The survey, which queried 1,000 HR Managers across the United States, United Kingdom, Ireland, Italy, Germany, France, Spain, Sweden, Netherlands, Norway, and Poland demonstrated that 46% of HR managers believe companies will continue to implement cost-cutting measures such as layoffs, hiring freezes, and budget cuts into the second half of 2023.
"Today, HR leaders play a meaningful, strategic role in helping organizations to navigate the downturn, and mitigate the risks and impact it may have on their people. But as the data shows, their teams are understaffed and it is increasingly clear that much of their tools aren’t fit for purpose." - Giovanni Luperti, CEO and Co-Founder of Humaans
Although a number of companies of late have faced significant layoffs, most of the respondents think that investing in HR tech is very important (76% would like to invest in HR tech in 2023).

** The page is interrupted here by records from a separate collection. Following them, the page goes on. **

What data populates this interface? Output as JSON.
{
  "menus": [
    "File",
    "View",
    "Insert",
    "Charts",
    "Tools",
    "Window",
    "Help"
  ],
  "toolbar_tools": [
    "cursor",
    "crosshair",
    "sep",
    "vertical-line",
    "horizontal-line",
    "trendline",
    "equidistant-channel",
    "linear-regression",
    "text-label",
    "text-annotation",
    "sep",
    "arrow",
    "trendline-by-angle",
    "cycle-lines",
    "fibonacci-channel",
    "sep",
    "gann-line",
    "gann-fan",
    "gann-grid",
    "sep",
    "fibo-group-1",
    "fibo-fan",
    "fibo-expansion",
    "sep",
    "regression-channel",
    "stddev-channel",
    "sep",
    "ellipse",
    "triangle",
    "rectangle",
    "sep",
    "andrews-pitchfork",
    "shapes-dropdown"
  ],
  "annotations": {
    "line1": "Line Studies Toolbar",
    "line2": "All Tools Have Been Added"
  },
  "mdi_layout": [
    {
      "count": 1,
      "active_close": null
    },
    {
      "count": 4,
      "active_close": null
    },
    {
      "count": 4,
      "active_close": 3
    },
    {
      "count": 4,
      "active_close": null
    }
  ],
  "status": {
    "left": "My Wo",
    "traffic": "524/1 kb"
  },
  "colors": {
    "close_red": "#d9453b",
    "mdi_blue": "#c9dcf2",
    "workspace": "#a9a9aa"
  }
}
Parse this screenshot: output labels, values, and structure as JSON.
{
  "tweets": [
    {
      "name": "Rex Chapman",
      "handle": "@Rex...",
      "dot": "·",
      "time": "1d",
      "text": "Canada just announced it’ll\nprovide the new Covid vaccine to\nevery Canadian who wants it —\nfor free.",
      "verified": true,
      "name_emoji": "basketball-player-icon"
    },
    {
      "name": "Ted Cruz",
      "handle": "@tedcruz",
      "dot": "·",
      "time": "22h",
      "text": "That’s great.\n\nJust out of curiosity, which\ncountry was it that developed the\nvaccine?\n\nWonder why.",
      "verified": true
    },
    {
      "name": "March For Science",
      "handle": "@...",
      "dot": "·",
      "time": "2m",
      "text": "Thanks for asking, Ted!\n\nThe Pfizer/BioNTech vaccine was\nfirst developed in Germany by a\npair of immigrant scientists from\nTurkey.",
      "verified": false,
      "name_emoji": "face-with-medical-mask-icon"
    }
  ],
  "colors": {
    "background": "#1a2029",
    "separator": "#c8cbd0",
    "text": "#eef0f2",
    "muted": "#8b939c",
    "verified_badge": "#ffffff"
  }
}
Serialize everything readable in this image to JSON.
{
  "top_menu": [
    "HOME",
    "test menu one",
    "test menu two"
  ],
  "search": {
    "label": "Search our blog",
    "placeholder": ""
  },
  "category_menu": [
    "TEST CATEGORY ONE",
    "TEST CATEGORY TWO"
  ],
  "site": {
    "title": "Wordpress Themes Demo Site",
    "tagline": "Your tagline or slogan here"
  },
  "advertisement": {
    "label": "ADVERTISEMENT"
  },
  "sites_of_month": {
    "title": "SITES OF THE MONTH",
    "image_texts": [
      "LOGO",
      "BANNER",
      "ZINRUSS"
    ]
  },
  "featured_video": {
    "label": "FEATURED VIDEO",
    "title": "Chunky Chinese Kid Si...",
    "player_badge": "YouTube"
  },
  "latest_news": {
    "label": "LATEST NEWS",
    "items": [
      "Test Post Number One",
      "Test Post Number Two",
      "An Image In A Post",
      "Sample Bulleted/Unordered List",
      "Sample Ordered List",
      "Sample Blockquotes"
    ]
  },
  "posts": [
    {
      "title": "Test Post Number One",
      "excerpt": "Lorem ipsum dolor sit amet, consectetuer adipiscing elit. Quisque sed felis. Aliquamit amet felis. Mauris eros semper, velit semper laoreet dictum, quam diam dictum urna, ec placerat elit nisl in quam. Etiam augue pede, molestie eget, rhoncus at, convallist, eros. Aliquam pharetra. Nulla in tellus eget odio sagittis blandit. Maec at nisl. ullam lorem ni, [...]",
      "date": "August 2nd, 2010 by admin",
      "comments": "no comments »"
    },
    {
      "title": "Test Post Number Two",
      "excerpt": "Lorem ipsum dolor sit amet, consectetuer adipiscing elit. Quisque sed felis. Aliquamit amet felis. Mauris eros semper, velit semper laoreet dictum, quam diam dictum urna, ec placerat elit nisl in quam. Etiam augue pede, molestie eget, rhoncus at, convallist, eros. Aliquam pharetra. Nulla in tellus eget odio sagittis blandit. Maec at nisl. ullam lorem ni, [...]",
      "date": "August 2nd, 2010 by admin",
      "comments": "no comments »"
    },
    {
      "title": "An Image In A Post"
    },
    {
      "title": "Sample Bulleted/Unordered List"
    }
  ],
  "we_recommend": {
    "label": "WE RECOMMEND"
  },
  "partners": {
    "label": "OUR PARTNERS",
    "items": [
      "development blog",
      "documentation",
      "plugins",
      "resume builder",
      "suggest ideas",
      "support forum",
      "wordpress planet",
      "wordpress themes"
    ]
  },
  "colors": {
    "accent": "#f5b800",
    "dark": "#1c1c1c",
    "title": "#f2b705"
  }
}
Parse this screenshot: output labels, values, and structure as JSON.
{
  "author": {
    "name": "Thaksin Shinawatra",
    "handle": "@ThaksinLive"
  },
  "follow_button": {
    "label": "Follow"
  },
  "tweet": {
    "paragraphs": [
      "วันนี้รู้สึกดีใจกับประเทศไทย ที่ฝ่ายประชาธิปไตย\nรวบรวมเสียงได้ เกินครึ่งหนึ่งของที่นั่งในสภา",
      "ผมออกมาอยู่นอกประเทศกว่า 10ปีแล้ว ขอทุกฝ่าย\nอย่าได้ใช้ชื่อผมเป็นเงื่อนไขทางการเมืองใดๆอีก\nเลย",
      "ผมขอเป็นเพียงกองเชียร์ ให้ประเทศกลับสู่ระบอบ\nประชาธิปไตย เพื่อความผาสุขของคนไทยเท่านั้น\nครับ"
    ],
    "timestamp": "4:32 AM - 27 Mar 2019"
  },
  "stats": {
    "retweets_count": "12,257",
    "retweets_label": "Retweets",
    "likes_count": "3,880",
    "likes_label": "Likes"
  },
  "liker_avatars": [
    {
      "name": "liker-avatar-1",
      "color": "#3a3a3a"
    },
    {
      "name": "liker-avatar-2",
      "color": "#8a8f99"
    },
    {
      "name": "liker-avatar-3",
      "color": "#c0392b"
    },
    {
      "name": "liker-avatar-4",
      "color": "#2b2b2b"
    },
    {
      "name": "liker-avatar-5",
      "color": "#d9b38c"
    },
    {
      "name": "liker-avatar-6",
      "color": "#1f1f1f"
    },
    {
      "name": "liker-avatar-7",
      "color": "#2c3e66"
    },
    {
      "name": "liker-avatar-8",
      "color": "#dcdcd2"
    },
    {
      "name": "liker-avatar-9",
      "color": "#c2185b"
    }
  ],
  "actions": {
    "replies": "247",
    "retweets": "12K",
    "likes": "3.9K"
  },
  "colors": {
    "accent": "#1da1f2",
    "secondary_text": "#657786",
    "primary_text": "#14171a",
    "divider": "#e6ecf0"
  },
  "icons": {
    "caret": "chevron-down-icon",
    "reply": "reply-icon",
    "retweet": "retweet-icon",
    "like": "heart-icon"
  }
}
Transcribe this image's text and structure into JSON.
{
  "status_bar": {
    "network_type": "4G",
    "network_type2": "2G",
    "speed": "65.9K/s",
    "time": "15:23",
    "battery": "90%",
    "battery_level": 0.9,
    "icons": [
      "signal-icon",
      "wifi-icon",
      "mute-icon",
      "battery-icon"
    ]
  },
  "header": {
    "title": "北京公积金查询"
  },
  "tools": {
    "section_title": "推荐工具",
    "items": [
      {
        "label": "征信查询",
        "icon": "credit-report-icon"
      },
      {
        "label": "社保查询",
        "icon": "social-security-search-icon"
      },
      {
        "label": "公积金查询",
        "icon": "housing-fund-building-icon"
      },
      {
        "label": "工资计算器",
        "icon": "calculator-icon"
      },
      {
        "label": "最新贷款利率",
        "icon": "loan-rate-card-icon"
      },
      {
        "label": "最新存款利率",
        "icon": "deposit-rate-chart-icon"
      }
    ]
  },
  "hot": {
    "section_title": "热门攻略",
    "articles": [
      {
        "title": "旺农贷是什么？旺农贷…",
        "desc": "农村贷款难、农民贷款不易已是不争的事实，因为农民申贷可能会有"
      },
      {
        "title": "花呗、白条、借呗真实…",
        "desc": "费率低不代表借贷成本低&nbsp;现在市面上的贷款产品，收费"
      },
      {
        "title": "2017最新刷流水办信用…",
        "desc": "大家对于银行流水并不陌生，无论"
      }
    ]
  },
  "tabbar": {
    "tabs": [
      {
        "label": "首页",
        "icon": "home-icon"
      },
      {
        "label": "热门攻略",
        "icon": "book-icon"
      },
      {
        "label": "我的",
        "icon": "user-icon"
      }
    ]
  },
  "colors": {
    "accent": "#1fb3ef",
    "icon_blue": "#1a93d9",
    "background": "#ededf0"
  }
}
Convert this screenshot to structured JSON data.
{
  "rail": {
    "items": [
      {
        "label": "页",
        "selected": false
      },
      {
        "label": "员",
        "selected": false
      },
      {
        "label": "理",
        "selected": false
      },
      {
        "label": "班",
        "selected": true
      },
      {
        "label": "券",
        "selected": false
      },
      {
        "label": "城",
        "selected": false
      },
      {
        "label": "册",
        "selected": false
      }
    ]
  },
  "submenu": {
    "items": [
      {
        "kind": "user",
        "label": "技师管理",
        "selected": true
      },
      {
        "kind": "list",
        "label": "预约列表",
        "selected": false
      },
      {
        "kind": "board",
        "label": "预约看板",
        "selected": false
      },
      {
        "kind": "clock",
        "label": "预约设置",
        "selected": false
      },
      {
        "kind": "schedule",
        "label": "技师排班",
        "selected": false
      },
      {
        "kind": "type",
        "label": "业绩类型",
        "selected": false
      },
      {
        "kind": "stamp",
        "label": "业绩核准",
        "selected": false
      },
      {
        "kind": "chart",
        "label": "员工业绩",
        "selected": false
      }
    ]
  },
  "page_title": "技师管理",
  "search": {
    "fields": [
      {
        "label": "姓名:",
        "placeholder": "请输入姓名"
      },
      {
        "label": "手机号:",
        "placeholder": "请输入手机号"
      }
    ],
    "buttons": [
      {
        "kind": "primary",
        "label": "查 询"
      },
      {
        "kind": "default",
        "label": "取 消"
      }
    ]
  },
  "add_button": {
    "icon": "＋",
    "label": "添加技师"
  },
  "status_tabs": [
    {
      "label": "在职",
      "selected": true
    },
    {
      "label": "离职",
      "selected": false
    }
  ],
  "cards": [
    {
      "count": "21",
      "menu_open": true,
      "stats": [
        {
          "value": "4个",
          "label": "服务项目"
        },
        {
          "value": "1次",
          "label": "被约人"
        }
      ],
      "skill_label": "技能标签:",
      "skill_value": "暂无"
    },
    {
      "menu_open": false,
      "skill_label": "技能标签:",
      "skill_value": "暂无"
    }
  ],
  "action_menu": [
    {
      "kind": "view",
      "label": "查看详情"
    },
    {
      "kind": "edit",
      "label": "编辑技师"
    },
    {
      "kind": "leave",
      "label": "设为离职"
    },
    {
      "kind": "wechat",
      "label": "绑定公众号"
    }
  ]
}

Specifically, as HR professionals continue to navigate the rapidly evolving world of work, the results show that with less budget and smaller teams, it’s increasingly important to equip teams with the tools they need to succeed (55% of HR managers are stating that the right tools can help them save more time on HR tasks).
Since working remotely (or some form of hybrid work) has become the de facto method of today's workforce, cybersecurity threats have become far more commonplace. The concern about the security of their company’s people data is increasing, with 61% of HR managers claiming that the data security of their HR technology could be improved. On the other side, it's clear their current HR tech stack is not fit for purpose.
Even though the macro environment is changing and the budget cutoffs are increasing, diversity and belonging remain top of mind for HR leaders, as 53% of respondents agree that these are the key business advantages in 2023 (while 28% of them lack the tools to track their company's diversity metrics). Having a robust HR tech stack can improve employee experience, and 46% have seen improvements at their company thanks to tech.
As stated by Giovanni Luperti, "The success of any company hinges on the success of its people, and a robust HR tech stack is a powerful component to enable that success."
Humaans is a London-based startup founded in 2020 by former Qubit product leaders Giovanni Luperti and Karolis Narkevicius. To date, the startup raised $20 million and serves customers in 28 countries (with 106 countries where their customers have employees). Recently, Humaans launched a new product, Tables which allows browsing, filtering, reporting, manipulating, and importing all of the employee data.
Instead of relying on software platforms and so-called one-size-fits-all solutions, Humaans enable building a customized set of human operations. In this way, companies have the opportunity to manage employee data, document contracts, and create reports on human processes that drive the entire HR structure.